D’autres souffrent d’un manque de maturité, d’un profond sentiment d’insécurité et restent centrés sur eux-mêmes au point de négliger les besoins de leur enfant et de rejeter leur rôle de protecteurs, jusqu’à devenir jaloux de leur enfant qui devient un rival s’il s’épanouit, réussit ses études ou sa vie amoureuse. Nourrissant un besoin constant d’être le centre du monde, ils vont jusqu’à briser leur confiance en eux et leur amour propre.
Parce que d’autres souffrent de la peur de l’abandon, ils s’insinuent dans la vie de leur enfant, les instrumentalisent pour les faire se sentir redevable et responsable de leur bonheur, ou malheur.
Dans un besoin insatiable de contrôle ou animé d’un sentiment de supériorité, certains ne supportent pas qu’on leur résiste, jusqu’à se montrer sadique et se repaître de la souffrance de leur enfant.
Certains parents, castrateurs, refusent de laisser leur fils s’affirmer en tant qu’homme et n’ont de cesse de chercher à le diriger, de le convaincre qu’il est médiocre et décevant.
En ce qui concerne les victimes, quelles sont les méthodes et les solutions qui existent pour sortir de cette toxicité ?
Pour se faire aimer à tout prix, certains ont voulu être un enfant parfait, ont choisi les études et le/la partenaire supposés plaire. Refusant de se conformer au modèle et aux vœux parentaux, d’autres se rebellent plus ou moins tôt pour survivre. Certains finissent par couper les ponts avec leurs parents. Déménagement, divorce, démission, sont parfois les étapes pour s’extirper d’une vie qui n’est pas la sienne. Chaque histoire de vie est unique, même si les souffrances se ressemblent. Certains pardonnent à leurs parents, pour eux-mêmes, pour mieux avancer, pour ne plus être une victime.

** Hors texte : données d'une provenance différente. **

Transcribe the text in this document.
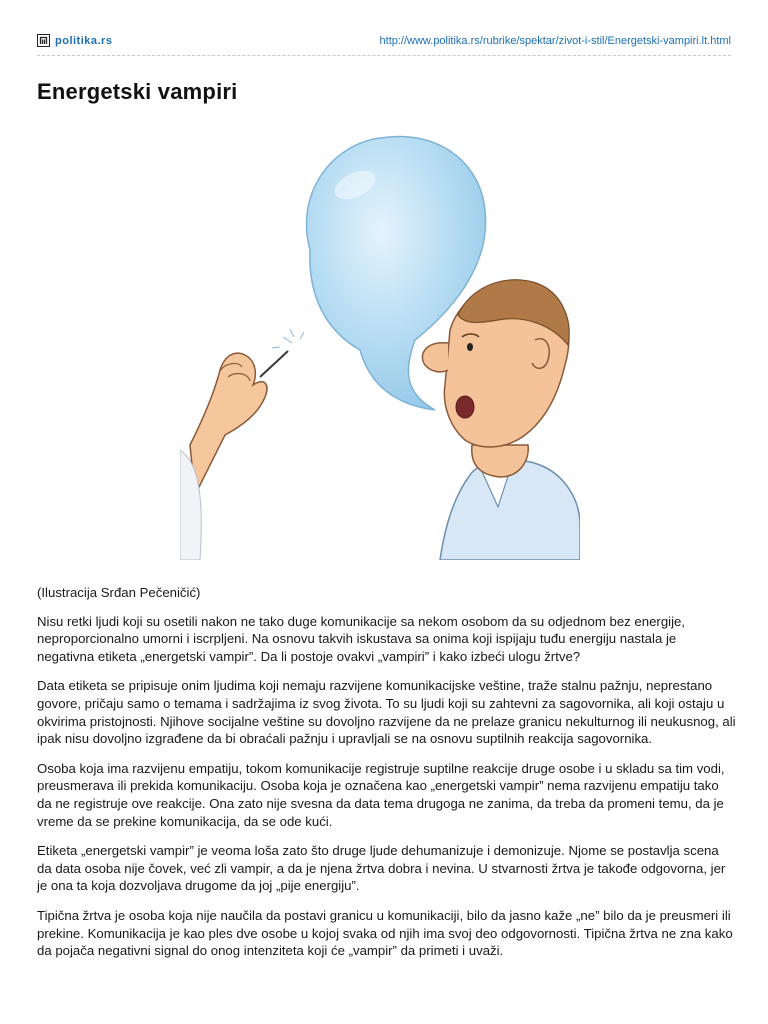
politika.rs	http://www.politika.rs/rubrike/spektar/zivot-i-stil/Energetski-vampiri.lt.html
Energetski vampiri

(Ilustracija Srđan Pečeničić)

Nisu retki ljudi koji su osetili nakon ne tako duge komunikacije sa nekom osobom da su odjednom bez energije, neproporcionalno umorni i iscrpljeni. Na osnovu takvih iskustava sa onima koji ispijaju tuđu energiju nastala je negativna etiketa „energetski vampir”. Da li postoje ovakvi „vampiri” i kako izbeći ulogu žrtve?

Data etiketa se pripisuje onim ljudima koji nemaju razvijene komunikacijske veštine, traže stalnu pažnju, neprestano govore, pričaju samo o temama i sadržajima iz svog života. To su ljudi koji su zahtevni za sagovornika, ali koji ostaju u okvirima pristojnosti. Njihove socijalne veštine su dovoljno razvijene da ne prelaze granicu nekulturnog ili neukusnog, ali ipak nisu dovoljno izgrađene da bi obraćali pažnju i upravljali se na osnovu suptilnih reakcija sagovornika.

Osoba koja ima razvijenu empatiju, tokom komunikacije registruje suptilne reakcije druge osobe i u skladu sa tim vodi, preusmerava ili prekida komunikaciju. Osoba koja je označena kao „energetski vampir” nema razvijenu empatiju tako da ne registruje ove reakcije. Ona zato nije svesna da data tema drugoga ne zanima, da treba da promeni temu, da je vreme da se prekine komunikacija, da se ode kući.

Etiketa „energetski vampir” je veoma loša zato što druge ljude dehumanizuje i demonizuje. Njome se postavlja scena da data osoba nije čovek, već zli vampir, a da je njena žrtva dobra i nevina. U stvarnosti žrtva je takođe odgovorna, jer je ona ta koja dozvoljava drugome da joj „pije energiju”.

Tipična žrtva je osoba koja nije naučila da postavi granicu u komunikaciji, bilo da jasno kaže „ne” bilo da je preusmeri ili prekine. Komunikacija je kao ples dve osobe u kojoj svaka od njih ima svoj deo odgovornosti. Tipična žrtva ne zna kako da pojača negativni signal do onog intenziteta koji će „vampir” da primeti i uvaži.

Il faut capituler, pour soi, parce qu’on renonce à cet espoir illusoire de voir changer ces parents-là d’un coup de baguette magique. On cesse d’argumenter, de se justifier, de mendier leur amour. On comprend l’imposture de ces parents qui ont feint d’être capables d’aimer leur enfant. On admet que ces personnes ne sont pas bonnes pour nous et que l’on ne pourra jamais les contenter, que l’on n’est pas responsable de ce qu’on nous a fait subir. La reconstruction arrive après le déni, parfois la révolte, lorsqu’on accepte que se détacher de leur influence destructrice est la seule solution. Il s’agit de faire le deuil d’un amour parental inconditionnel, qu’on n’a pas eu et qu’on ne recevra sans doute jamais, de se résoudre au déni parental et de renoncer à une reconnaissance de la maltraitance morale ou physique infligée. Parce qu’il n’y a pas le choix.

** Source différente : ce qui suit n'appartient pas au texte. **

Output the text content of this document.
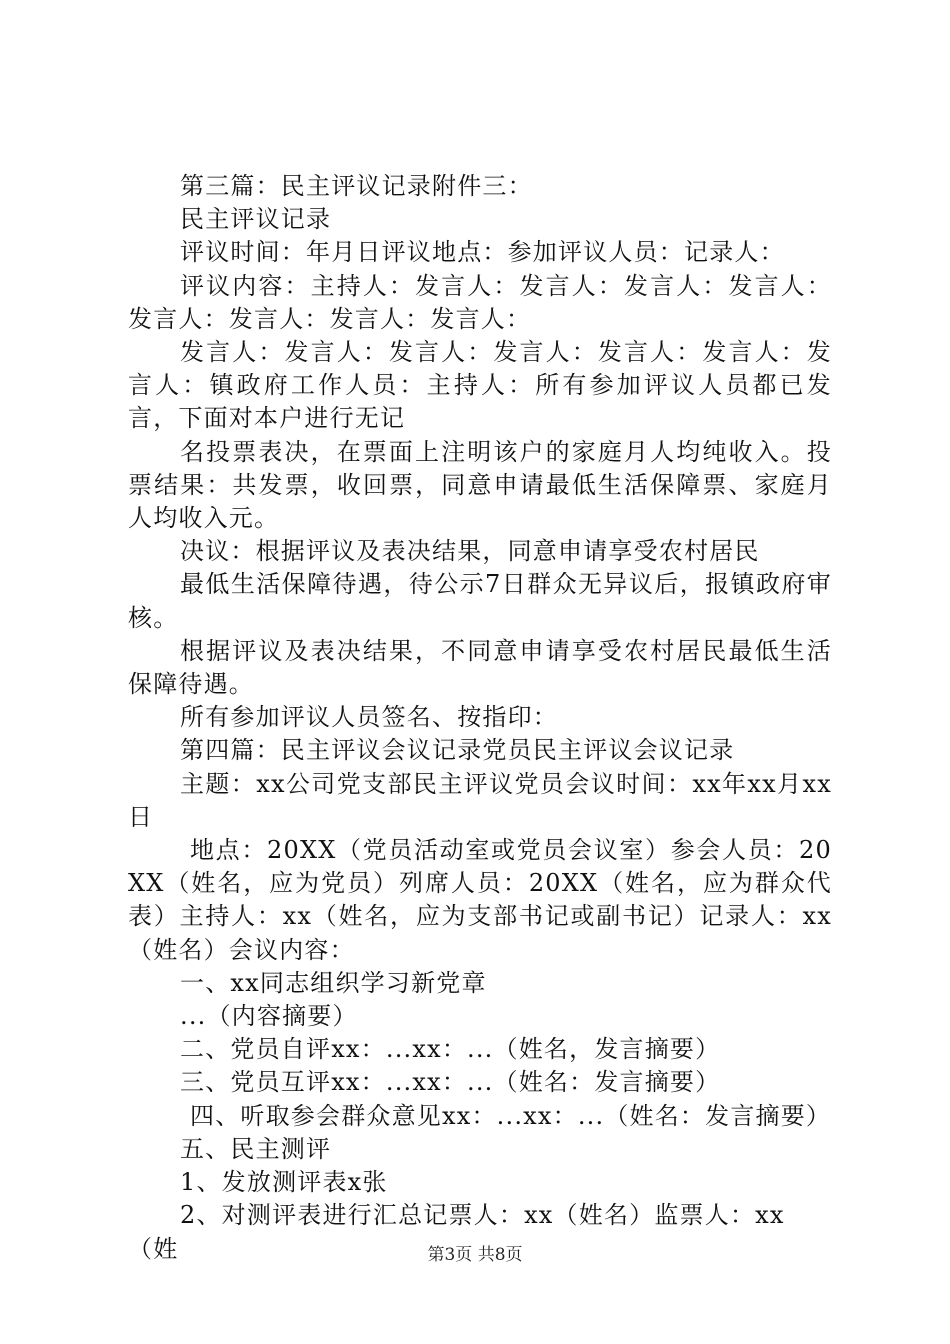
第三篇：民主评议记录附件三：

民主评议记录

评议时间：年月日评议地点：参加评议人员：记录人：

评议内容：主持人：发言人：发言人：发言人：发言人：发言人：发言人：发言人：发言人：

发言人：发言人：发言人：发言人：发言人：发言人：发言人：镇政府工作人员：主持人：所有参加评议人员都已发言，下面对本户进行无记

名投票表决，在票面上注明该户的家庭月人均纯收入。投票结果：共发票，收回票，同意申请最低生活保障票、家庭月人均收入元。

决议：根据评议及表决结果，同意申请享受农村居民

最低生活保障待遇，待公示7日群众无异议后，报镇政府审核。

根据评议及表决结果，不同意申请享受农村居民最低生活保障待遇。

所有参加评议人员签名、按指印：

第四篇：民主评议会议记录党员民主评议会议记录

主题：xx公司党支部民主评议党员会议时间：xx年xx月xx日

地点：20XX（党员活动室或党员会议室）参会人员：20XX（姓名，应为党员）列席人员：20XX（姓名，应为群众代表）主持人：xx（姓名，应为支部书记或副书记）记录人：xx（姓名）会议内容：

一、xx同志组织学习新党章

...（内容摘要）

二、党员自评xx：...xx：...（姓名，发言摘要）

三、党员互评xx：...xx：...（姓名：发言摘要）

四、听取参会群众意见xx：...xx：...（姓名：发言摘要）

五、民主测评

1、发放测评表x张

2、对测评表进行汇总记票人：xx（姓名）监票人：xx（姓	第3页 共8页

Le travail sur soi (qui peut passer par une thérapie) consiste à réparer ses failles identitaires pour se sentir enfin légitime et savoir qui l'on est vraiment. Se définir par ses propres convictions et choix de vie, en accord ou non avec ses parents, permet d’être « vrai » et de :
• s’affranchir d’une emprise étouffante et destructrice sur son psychisme
• se défaire d’une éducation marquée par le harcèlement moral et la dévalorisation
• se déresponsabiliser de la pathologie du parent toxique
• ne pas s’enliser dans un rôle de victime ni reproduire celui de bourreau
• apprendre à communiquer dans la non-violence
• restaurer une estime de soi abîmée
• s’autoriser enfin à s’épanouir et vivre pleinement sa vie.

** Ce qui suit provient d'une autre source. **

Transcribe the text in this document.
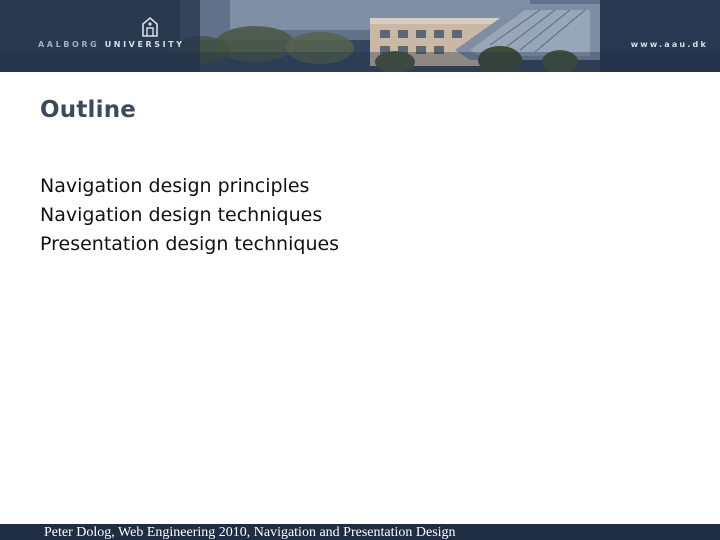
AALBORG UNIVERSITY	www.aau.dk
Outline
Navigation design principles
Navigation design techniques
Presentation design techniques
Peter Dolog, Web Engineering 2010, Navigation and Presentation Design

S’aimer suffisamment implique d’être attentif à ses besoins, de savoir identifier ses émotions, et de faire preuve de bienveillance envers soi-même, de reconnaître ses ressources et accepter ses limites, pour faire avec, ou se dépasser. Aimer et s’aimer c’est avoir conscience que l’on mérite d’être reconnu et respecté pour qui l’on est, imparfait mais authentique.